I hated my father. For years, I wanted to get out of there—but when I graduated high school, it became pretty clear that there was no way I’d go to college. He wouldn’t help pay for it, and tuition would put me a hundred thousand dollars into debt or more, with no guarantee I’d be able to pay it off. Instead, I got a job waitressing, and was saving up enough money to move out, and to hopefully figure out what I wanted to do with my life.
Until one day two men showed up, murdered my dad, and stole my life away.
And now Ewan wanted me to believe that my father was a monster.
This was insane. He was trying to gaslight me, and that only pissed me off even more.

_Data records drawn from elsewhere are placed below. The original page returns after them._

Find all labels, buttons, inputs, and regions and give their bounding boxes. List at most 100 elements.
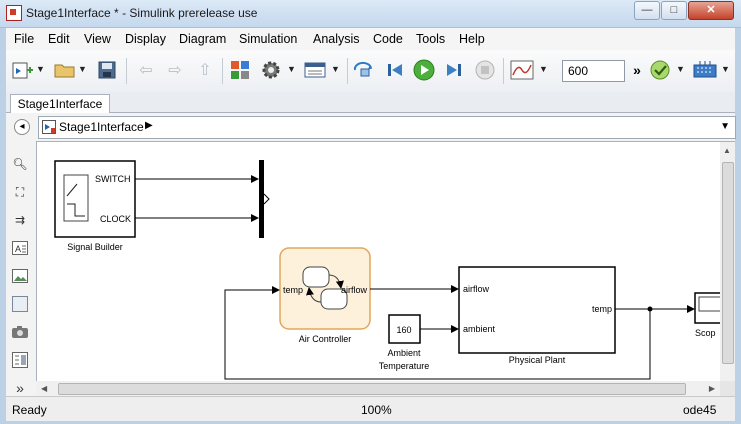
menu-display[interactable]: Display <box>125 32 166 46</box>
hide-browser-icon[interactable]: ◂ <box>14 119 30 135</box>
stop-time-input[interactable] <box>562 60 625 82</box>
block-diagram: SWITCH CLOCK Signal Builder temp airflow… <box>54 160 721 380</box>
vertical-scroll-thumb[interactable] <box>722 162 734 364</box>
forward-arrow-icon[interactable]: ⇨ <box>162 58 188 82</box>
address-dropdown-icon[interactable]: ▼ <box>720 121 730 132</box>
air-controller-name: Air Controller <box>299 334 352 344</box>
screenshot-camera-icon[interactable] <box>11 323 29 341</box>
library-browser-icon[interactable] <box>227 58 253 82</box>
stop-icon[interactable] <box>472 58 498 82</box>
menu-bar: File Edit View Display Diagram Simulatio… <box>6 28 735 50</box>
build-model-icon[interactable] <box>692 58 718 82</box>
menu-edit[interactable]: Edit <box>48 32 70 46</box>
tab-stage1interface[interactable]: Stage1Interface <box>10 94 110 113</box>
horizontal-scrollbar[interactable]: ◀ ▶ <box>36 381 720 396</box>
status-ready: Ready <box>12 403 47 417</box>
area-icon[interactable] <box>11 295 29 313</box>
advisor-dropdown-icon[interactable]: ▼ <box>676 64 685 74</box>
controller-in-port-label: temp <box>283 285 303 295</box>
step-forward-icon[interactable] <box>441 58 467 82</box>
scope-name: Scop <box>695 328 716 338</box>
model-tab-strip: Stage1Interface <box>6 92 735 113</box>
air-controller-block[interactable]: temp airflow Air Controller <box>279 247 371 344</box>
horizontal-scroll-thumb[interactable] <box>58 383 686 395</box>
window-title: Stage1Interface * - Simulink prerelease … <box>26 6 258 20</box>
toolbar-separator <box>347 58 348 84</box>
physical-plant-name: Physical Plant <box>509 355 566 365</box>
route-lines-icon[interactable]: ⇉ <box>11 211 29 229</box>
up-arrow-icon[interactable]: ⇧ <box>192 58 218 82</box>
save-icon[interactable] <box>94 58 120 82</box>
scope-block[interactable]: Scop <box>694 292 721 338</box>
ambient-constant-block[interactable]: 160 Ambient Temperature <box>379 314 430 371</box>
constant-name-line2: Temperature <box>379 361 430 371</box>
build-dropdown-icon[interactable]: ▼ <box>721 64 730 74</box>
plant-in-port-airflow: airflow <box>463 284 490 294</box>
fit-to-view-icon[interactable]: ⛶ <box>11 183 29 201</box>
model-canvas[interactable]: SWITCH CLOCK Signal Builder temp airflow… <box>36 141 722 383</box>
model-icon <box>42 120 56 134</box>
address-bar: ◂ Stage1Interface ▶ ▼ <box>6 113 736 141</box>
image-icon[interactable] <box>11 267 29 285</box>
update-diagram-icon[interactable] <box>352 58 378 82</box>
signal-builder-block[interactable]: SWITCH CLOCK Signal Builder <box>54 160 136 252</box>
signal-builder-name: Signal Builder <box>67 242 123 252</box>
constant-name-line1: Ambient <box>387 348 421 358</box>
controller-out-port-label: airflow <box>341 285 368 295</box>
model-settings-gear-icon[interactable] <box>258 58 284 82</box>
expand-palette-icon[interactable]: » <box>11 379 29 397</box>
menu-view[interactable]: View <box>84 32 111 46</box>
model-browser-icon[interactable] <box>11 351 29 369</box>
toolbar-separator <box>503 58 504 84</box>
back-arrow-icon[interactable]: ⇦ <box>133 58 159 82</box>
new-model-dropdown-icon[interactable]: ▼ <box>36 64 45 74</box>
model-explorer-icon[interactable] <box>302 58 328 82</box>
port-clock-label: CLOCK <box>100 214 131 224</box>
title-bar: Stage1Interface * - Simulink prerelease … <box>0 0 741 28</box>
port-switch-label: SWITCH <box>95 174 131 184</box>
explorer-dropdown-icon[interactable]: ▼ <box>331 64 340 74</box>
step-back-icon[interactable] <box>382 58 408 82</box>
status-zoom[interactable]: 100% <box>361 403 392 417</box>
breadcrumb-arrow-icon[interactable]: ▶ <box>145 120 153 131</box>
simulation-data-inspector-icon[interactable] <box>509 58 535 82</box>
inspector-dropdown-icon[interactable]: ▼ <box>539 64 548 74</box>
mux-output-port <box>263 193 270 205</box>
svg-text:A: A <box>15 244 21 254</box>
menu-file[interactable]: File <box>14 32 34 46</box>
physical-plant-block[interactable]: airflow ambient temp Physical Plant <box>458 266 616 365</box>
maximize-button[interactable]: □ <box>661 1 687 20</box>
menu-simulation[interactable]: Simulation <box>239 32 297 46</box>
scroll-right-icon[interactable]: ▶ <box>709 384 715 393</box>
model-advisor-check-icon[interactable] <box>647 58 673 82</box>
settings-dropdown-icon[interactable]: ▼ <box>287 64 296 74</box>
block-diagram-palette: 🔍︎ ⛶ ⇉ A » <box>6 141 36 396</box>
constant-value: 160 <box>396 325 411 335</box>
vertical-scrollbar[interactable]: ▲ <box>720 141 735 382</box>
minimize-button[interactable]: — <box>634 1 660 20</box>
simulink-app-icon <box>6 5 22 21</box>
run-play-icon[interactable] <box>411 58 437 82</box>
scroll-up-icon[interactable]: ▲ <box>723 146 731 155</box>
open-dropdown-icon[interactable]: ▼ <box>78 64 87 74</box>
mux-block[interactable] <box>259 160 264 238</box>
menu-code[interactable]: Code <box>373 32 403 46</box>
menu-analysis[interactable]: Analysis <box>313 32 360 46</box>
new-model-icon[interactable] <box>10 58 36 82</box>
annotation-icon[interactable]: A <box>11 239 29 257</box>
scroll-corner <box>720 381 735 396</box>
menu-diagram[interactable]: Diagram <box>179 32 226 46</box>
open-folder-icon[interactable] <box>52 58 78 82</box>
breadcrumb-model[interactable]: Stage1Interface <box>59 120 144 134</box>
plant-in-port-ambient: ambient <box>463 324 496 334</box>
zoom-in-icon[interactable]: 🔍︎ <box>11 155 29 173</box>
toolbar: ▼ ▼ ⇦ ⇨ ⇧ ▼ ▼ ▼ » ▼ ▼ <box>6 50 735 93</box>
menu-help[interactable]: Help <box>459 32 485 46</box>
menu-tools[interactable]: Tools <box>416 32 445 46</box>
plant-out-port-temp: temp <box>592 304 612 314</box>
scroll-left-icon[interactable]: ◀ <box>41 384 47 393</box>
status-solver[interactable]: ode45 <box>683 403 716 417</box>
toolbar-separator <box>126 58 127 84</box>
model-path-box[interactable]: Stage1Interface ▶ ▼ <box>38 116 736 139</box>
close-button[interactable]: ✕ <box>688 1 734 20</box>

I couldn’t run away. I knew that much from living with my father. The mafia guys were serious business, and a few times he told me stories about them, stories I assume he heard when he worked on their taxes, stories about them dismembering people that were disloyal to the family, stories about torture in elaborate and horribly painful ways, terrible and disgusting stories. I believed Ewan about one thing, and it was that the Valentino family would hunt me down and kill me if I tried to get away.
I was stuck in the same house as a liar.
I took a shower and went into the kitchen for coffee. Ewan was gone, and there was a note on the table. Help yourself to whatever you want. I’ll be back soon. E.
I read it then ripped it into shreds and threw it in the trash. I could’ve run away, but instead I made more coffee, scrambled some eggs, and ate sitting out on the patio.
He came home an hour later. I tried to ignore him, but it was hard when he sat on the couch and turned on the TV. I came back inside and leaned up against the sliding glass door, arms crossed over my chest. He glanced in my direction and tilted his chin up.